UK government backs right for flexible working

New legislation introduced in the UK offers employees the right to request flexible working from their first day in the job, as policy starts to align with new ways of working

A recent study by the Centre for Economic Policy Research (CEPR) shows how UK managers expect working from home to stay. Despite this, employees are still at the mercy of their employer when it comes to their ability to work flexibly. Some organisations maintain a firm stance that work should be conducted in-person, in the office five days a week with little opportunity for flexible working. In these organisations, flexible working is often reviewed as a special accommodation for certain individuals, not a right that they are entitled to.

Now, the UK government is throwing its support behind flexible workers. New legislation introduced by the government allows employees to request flexible working from their boss twice per year, a change from the previous once a year policy, as well as allowing them to make this request from day one in their jobs.

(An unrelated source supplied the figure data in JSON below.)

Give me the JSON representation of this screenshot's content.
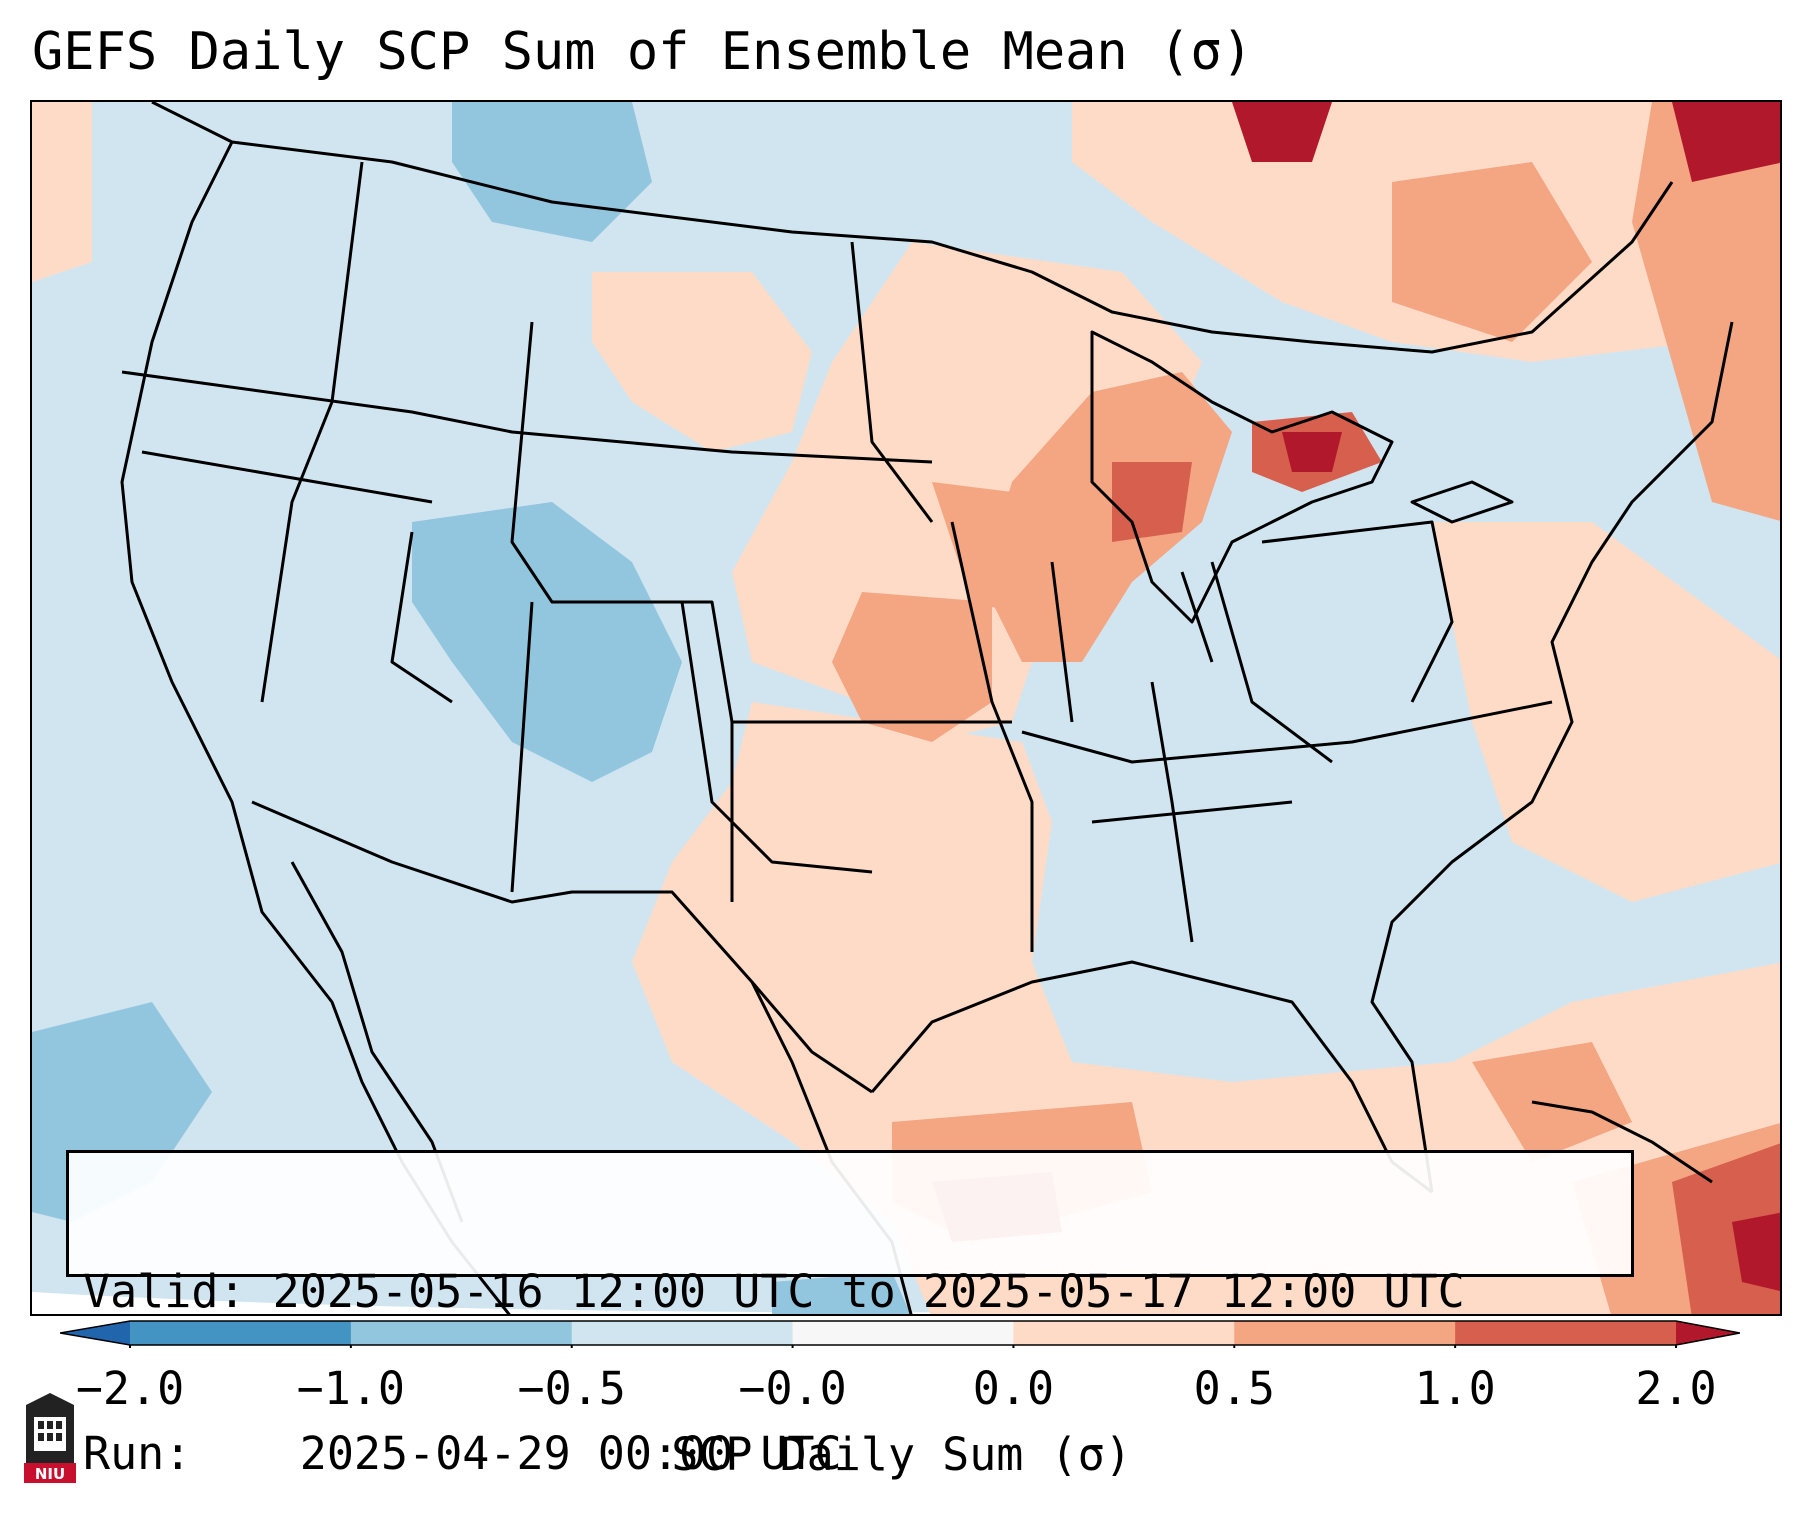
{
  "title": "GEFS Daily SCP Sum of Ensemble Mean (σ)",
  "info": {
    "valid_label": "Valid:",
    "valid_value": "2025-05-16 12:00 UTC to 2025-05-17 12:00 UTC",
    "run_label": "Run:",
    "run_value": "2025-04-29 00:00 UTC"
  },
  "colorbar": {
    "label": "SCP Daily Sum (σ)",
    "ticks": [
      "−2.0",
      "−1.0",
      "−0.5",
      "−0.0",
      "0.0",
      "0.5",
      "1.0",
      "2.0"
    ],
    "colors": [
      "#4393c3",
      "#92c5de",
      "#d1e5f0",
      "#f7f7f7",
      "#fddbc7",
      "#f4a582",
      "#d6604d",
      "#b2182b"
    ],
    "extend": "both"
  },
  "map": {
    "region": "Contiguous United States",
    "background_color": "#d1e5f0",
    "projection": "Lambert conformal"
  },
  "logo": {
    "text": "NIU"
  }
}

Prior to this shift employees were required to wait at least 26 days before putting in their request, but in rolling back on this clause the UK government is giving employees new powers to set the standard with their approaches to flexible working.

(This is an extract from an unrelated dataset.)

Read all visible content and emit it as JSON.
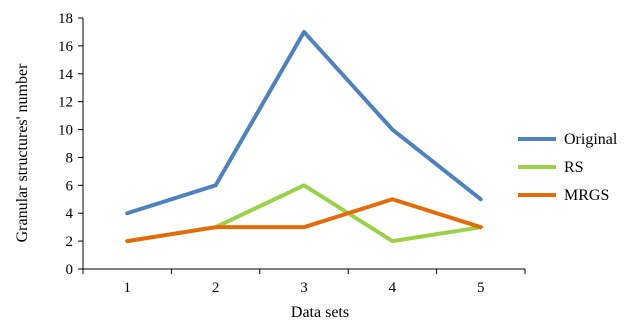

This legislation has come into force as of 6 April 2024, and will have an impact on employees from Wales, Scotland and England but not Northern Ireland which has devolved powers when it comes to employment legislation.

New protections granted

The Government is recognising that the increasing blur between work and life can put a strain on today’s workforce. The legislation allows anyone with caring responsibilities one week of unpaid leave per year, grants new protections from redundancy for those on maternity leave, and increases the flexibility of those who have statutory rights to paternity leave – demonstrating a small step in the direction of the equitable Scandinavian model for maternity and paternity rights.

In addition to elevating some of tensions that occur between balance work and life. The government is recognising that work is not binary or exclusive to one employer. The legislation has may be a removed exclusivity clauses, allowing the 1.5 million people in low income roles to find work with other employers alongside their current jobs. In a country still struggling with a cost-of-living crisis and rampant inflation, this could be critical to safeguarding the financial security of many workers.

These changes in legislation shift the hybrid working movement from an innovative approach to mainstream practice, as well as working to offer increased security to those in vulnerable positions in their working lives. Whilst this legislation could go further in supporting people, it seems like a move in the right direction.